Screenings verfolgen uns auch zu späteren Zeiten. Laut G-BA haben Frauen ab dem Alter von 50 Jahren bis einschließlich 69 alle 24 Monate Anspruch auf Mammographien. Ältere Patientinnen ärgern sich über Altersgrenzen nach oben. Aus wissenschaftlicher Sicht sind solche Vorgaben aber sinnvoll, schreibt Victoria Tang von der University of California. Entdecken Ärzte beim Screening einen Tumor, greifen sie zum Skalpell. Und das hat für Frauen verheerende Folgen. Ihre Kohorte umfasste 5.969 Brustkrebs-Patientinnen aus Pflegeheimen. Sie waren durchschnittlich 82 Jahre alt. 666 (11,2 Prozent) wurden per Lumpektomie, 1.642 (27,5 Prozent) per Mastektomie und 3.661 (61,3 Prozent) per Lumpektomie oder Mastektomie mit axillärer Lymphknotendissektion behandelt. Die 30-Tage-Mortalität lag bei 8 Prozent (Lumpektomie), 4 Prozent (Mastektomie) und 2 Prozent (Lumpektomie oder Mastektomie mit axillärer Lymphknotendissektion). Als Ein-Jahres-Sterblichkeit gibt Tang 41 versus 30 versus 29 Prozent an.
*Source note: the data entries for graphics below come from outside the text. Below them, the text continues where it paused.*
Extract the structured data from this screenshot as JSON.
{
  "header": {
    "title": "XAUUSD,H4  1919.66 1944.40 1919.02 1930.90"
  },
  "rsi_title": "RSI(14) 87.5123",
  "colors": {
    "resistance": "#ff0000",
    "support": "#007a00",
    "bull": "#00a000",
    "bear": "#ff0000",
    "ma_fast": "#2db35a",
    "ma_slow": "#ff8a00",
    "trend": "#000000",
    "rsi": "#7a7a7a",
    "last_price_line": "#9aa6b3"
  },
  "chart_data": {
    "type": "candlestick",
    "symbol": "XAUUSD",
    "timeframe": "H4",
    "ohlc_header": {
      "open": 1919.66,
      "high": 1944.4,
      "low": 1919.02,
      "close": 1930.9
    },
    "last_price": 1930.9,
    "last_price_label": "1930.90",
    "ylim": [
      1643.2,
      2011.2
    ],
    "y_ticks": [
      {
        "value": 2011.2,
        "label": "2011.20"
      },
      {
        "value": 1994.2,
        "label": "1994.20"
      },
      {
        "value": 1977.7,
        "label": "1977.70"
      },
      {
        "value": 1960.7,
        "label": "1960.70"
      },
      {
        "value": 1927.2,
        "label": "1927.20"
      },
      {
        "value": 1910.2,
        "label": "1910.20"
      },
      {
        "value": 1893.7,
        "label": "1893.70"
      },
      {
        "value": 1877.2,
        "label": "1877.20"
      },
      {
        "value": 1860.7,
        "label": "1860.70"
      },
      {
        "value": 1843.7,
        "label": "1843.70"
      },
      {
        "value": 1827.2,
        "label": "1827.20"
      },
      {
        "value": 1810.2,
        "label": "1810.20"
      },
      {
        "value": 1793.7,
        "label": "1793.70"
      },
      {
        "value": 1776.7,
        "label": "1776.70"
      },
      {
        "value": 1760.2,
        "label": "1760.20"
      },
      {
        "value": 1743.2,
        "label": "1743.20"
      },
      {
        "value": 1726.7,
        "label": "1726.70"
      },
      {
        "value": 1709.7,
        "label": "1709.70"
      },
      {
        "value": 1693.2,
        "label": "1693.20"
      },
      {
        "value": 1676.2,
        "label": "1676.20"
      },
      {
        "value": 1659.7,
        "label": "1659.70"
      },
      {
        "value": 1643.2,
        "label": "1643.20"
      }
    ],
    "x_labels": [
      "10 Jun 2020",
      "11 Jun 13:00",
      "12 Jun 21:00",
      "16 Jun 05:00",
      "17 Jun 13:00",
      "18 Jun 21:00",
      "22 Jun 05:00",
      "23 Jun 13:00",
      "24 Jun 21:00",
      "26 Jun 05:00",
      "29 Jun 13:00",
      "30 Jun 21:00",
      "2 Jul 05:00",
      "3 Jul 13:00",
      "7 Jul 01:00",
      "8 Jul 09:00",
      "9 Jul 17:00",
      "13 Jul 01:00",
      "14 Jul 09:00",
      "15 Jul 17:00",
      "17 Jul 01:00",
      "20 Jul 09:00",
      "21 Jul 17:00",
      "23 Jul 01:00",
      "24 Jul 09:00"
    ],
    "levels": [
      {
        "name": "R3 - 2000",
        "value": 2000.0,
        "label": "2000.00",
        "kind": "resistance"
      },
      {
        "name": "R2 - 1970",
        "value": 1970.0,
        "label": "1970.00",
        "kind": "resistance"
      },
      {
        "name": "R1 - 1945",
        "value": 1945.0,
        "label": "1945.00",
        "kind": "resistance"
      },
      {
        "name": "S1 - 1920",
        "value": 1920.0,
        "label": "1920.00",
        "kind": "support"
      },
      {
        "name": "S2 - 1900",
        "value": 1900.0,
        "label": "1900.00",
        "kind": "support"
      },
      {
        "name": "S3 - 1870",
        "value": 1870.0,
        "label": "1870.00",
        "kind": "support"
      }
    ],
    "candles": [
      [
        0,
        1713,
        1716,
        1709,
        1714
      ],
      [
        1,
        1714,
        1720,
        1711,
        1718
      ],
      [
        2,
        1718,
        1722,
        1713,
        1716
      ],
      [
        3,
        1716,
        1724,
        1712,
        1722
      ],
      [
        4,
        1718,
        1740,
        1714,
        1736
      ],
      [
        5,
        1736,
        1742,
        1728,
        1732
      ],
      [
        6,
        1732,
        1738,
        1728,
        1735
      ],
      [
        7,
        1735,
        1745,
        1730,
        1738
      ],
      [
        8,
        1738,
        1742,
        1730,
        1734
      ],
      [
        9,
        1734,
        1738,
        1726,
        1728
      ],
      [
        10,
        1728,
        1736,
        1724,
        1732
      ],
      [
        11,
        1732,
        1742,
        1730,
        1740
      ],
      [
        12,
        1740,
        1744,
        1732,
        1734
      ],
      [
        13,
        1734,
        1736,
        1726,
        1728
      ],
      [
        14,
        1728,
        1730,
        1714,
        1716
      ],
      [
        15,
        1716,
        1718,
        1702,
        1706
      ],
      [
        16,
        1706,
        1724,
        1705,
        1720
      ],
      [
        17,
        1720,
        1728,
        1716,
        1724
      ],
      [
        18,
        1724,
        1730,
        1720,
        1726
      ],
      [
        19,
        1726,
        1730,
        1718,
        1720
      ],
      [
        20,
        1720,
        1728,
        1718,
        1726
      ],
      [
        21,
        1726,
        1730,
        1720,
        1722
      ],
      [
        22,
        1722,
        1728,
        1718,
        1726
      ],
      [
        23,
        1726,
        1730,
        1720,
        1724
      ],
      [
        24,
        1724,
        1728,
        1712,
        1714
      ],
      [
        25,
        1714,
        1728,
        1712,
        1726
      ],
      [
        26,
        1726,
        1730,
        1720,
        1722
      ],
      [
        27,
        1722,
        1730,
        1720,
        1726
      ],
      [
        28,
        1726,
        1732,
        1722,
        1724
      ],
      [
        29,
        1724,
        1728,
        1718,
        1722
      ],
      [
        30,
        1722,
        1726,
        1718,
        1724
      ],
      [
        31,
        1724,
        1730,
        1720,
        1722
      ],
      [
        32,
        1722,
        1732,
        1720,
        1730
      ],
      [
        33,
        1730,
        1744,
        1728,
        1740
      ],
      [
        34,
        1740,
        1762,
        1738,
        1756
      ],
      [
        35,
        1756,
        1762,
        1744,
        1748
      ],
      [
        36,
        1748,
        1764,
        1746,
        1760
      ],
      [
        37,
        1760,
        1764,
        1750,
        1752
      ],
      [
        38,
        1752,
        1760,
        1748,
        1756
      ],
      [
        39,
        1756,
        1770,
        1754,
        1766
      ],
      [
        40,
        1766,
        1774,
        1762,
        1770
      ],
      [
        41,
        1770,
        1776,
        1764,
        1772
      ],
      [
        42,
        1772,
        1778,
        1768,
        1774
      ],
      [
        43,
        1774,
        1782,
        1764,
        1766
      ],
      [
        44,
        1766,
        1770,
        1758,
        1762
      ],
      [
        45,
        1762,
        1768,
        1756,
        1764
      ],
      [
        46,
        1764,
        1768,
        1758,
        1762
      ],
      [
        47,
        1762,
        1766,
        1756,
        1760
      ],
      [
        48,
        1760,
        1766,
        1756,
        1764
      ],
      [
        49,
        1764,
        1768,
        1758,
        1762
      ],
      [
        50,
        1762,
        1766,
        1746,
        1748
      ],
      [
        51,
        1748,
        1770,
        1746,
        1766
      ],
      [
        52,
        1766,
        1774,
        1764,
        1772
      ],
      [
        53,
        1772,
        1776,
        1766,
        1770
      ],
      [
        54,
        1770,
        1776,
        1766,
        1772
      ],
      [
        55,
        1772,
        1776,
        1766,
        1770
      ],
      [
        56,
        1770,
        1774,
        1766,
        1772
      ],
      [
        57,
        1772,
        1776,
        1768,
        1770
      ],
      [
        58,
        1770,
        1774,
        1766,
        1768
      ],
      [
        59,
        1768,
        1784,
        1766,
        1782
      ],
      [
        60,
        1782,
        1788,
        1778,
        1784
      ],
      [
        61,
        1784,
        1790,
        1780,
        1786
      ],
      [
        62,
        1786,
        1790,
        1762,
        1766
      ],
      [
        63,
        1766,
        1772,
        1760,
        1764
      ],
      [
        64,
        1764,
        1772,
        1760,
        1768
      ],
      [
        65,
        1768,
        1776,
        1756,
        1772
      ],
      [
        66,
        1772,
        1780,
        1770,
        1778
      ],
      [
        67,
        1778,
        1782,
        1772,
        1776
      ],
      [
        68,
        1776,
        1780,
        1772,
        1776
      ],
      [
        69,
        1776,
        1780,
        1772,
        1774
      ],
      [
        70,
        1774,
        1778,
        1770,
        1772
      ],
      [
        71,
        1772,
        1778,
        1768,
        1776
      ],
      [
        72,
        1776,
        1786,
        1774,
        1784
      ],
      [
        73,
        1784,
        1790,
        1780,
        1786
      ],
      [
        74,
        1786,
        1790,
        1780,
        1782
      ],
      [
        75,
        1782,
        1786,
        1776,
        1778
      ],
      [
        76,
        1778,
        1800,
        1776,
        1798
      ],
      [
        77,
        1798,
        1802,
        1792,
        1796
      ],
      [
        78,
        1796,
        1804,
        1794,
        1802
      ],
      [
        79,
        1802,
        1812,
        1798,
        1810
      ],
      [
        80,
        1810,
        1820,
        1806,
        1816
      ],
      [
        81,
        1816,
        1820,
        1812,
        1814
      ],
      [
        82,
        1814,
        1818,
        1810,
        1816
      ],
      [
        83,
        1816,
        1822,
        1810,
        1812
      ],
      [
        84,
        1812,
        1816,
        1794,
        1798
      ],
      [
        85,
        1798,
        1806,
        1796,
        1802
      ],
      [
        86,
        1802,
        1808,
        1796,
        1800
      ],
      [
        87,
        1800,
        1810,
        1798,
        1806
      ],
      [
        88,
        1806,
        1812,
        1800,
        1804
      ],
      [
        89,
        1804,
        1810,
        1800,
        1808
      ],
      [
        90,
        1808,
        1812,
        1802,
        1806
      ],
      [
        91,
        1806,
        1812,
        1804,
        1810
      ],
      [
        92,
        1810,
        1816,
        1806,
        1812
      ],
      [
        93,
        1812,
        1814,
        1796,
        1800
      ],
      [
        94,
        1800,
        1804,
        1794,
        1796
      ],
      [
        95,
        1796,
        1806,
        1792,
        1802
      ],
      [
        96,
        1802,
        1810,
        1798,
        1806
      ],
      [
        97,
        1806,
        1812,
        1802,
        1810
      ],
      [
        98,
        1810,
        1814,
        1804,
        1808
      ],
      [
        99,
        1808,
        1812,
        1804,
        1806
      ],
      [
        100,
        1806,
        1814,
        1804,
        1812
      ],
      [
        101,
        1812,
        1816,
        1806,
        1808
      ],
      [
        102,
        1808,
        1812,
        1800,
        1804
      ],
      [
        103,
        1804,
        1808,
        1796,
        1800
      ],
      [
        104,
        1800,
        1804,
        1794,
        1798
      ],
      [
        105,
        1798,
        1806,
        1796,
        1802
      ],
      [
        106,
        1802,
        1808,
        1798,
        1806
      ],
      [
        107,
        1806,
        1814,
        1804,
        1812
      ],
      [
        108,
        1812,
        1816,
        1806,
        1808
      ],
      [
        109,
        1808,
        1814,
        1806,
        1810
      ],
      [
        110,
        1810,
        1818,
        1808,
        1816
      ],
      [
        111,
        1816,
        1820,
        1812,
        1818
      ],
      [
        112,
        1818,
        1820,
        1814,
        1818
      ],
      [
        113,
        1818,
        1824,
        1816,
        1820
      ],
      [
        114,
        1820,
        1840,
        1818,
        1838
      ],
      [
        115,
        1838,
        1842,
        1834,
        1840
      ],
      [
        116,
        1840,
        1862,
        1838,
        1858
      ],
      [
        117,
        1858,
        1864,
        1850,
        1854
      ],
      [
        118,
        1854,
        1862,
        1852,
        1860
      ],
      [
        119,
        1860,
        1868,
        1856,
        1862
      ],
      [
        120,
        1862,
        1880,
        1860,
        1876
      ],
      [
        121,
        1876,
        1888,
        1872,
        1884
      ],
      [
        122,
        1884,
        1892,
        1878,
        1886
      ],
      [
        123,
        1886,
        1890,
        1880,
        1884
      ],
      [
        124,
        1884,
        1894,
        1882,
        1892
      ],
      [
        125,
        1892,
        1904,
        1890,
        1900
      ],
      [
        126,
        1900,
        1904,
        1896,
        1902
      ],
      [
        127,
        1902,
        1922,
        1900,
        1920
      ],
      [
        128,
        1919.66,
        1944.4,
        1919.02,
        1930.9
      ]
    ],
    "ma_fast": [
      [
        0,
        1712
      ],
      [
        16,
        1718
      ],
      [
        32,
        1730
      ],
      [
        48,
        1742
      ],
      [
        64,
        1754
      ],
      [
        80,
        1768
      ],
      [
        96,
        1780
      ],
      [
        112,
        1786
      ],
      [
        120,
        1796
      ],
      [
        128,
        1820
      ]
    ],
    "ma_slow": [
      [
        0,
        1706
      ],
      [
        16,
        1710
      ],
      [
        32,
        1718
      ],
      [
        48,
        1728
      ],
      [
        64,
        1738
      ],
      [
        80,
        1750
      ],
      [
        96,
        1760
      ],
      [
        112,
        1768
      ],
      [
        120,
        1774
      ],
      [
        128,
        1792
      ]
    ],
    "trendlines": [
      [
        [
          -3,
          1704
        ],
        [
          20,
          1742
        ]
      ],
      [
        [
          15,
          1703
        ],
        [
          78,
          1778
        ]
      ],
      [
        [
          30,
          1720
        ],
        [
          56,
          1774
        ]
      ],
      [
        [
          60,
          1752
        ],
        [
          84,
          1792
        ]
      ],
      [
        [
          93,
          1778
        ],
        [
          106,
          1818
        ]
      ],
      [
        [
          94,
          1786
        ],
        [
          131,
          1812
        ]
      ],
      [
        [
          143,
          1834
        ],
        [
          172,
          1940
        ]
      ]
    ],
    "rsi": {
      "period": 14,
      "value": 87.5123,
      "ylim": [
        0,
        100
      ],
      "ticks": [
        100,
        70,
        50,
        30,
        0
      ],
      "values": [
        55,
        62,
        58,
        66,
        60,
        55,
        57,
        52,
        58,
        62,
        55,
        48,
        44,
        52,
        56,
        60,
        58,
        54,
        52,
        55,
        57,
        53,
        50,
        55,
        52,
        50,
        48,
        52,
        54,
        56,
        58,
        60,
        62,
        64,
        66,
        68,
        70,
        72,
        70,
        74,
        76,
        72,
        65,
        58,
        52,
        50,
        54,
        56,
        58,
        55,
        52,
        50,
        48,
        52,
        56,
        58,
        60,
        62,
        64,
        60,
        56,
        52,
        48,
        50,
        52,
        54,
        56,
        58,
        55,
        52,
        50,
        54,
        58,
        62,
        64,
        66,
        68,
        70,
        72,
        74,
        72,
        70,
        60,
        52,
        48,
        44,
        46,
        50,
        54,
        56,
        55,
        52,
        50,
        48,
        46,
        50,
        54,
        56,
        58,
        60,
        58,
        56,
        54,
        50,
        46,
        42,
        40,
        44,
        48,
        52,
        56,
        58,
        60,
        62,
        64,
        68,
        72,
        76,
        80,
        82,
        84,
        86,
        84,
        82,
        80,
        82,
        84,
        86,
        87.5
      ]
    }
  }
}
Wer überlebte, hatte eine funktionelle Abnahme von durchschnittlich 56 % bis 60 %. Über histologische Details macht die Erstautorin keine Aussagen. Sie vermutet trotzdem, ohne OP hätten einige Patientinnen deutlich länger gelebt.
Bleibt als Fazit: Für Screenings ist der alte Spruch „primum non nocere, secundum cavere, tertium sanare“ (erstens nicht schaden, zweitens vorsichtig sein, drittens heilen) mehr als zutreffend. Ohne einen nachgewiesenen Nutzen ist jede Untersuchung per se als negativ zu betrachten, da sie weitere Tests und Eingriffe nach sich zieht. Gut gemeint ist nicht immer gut.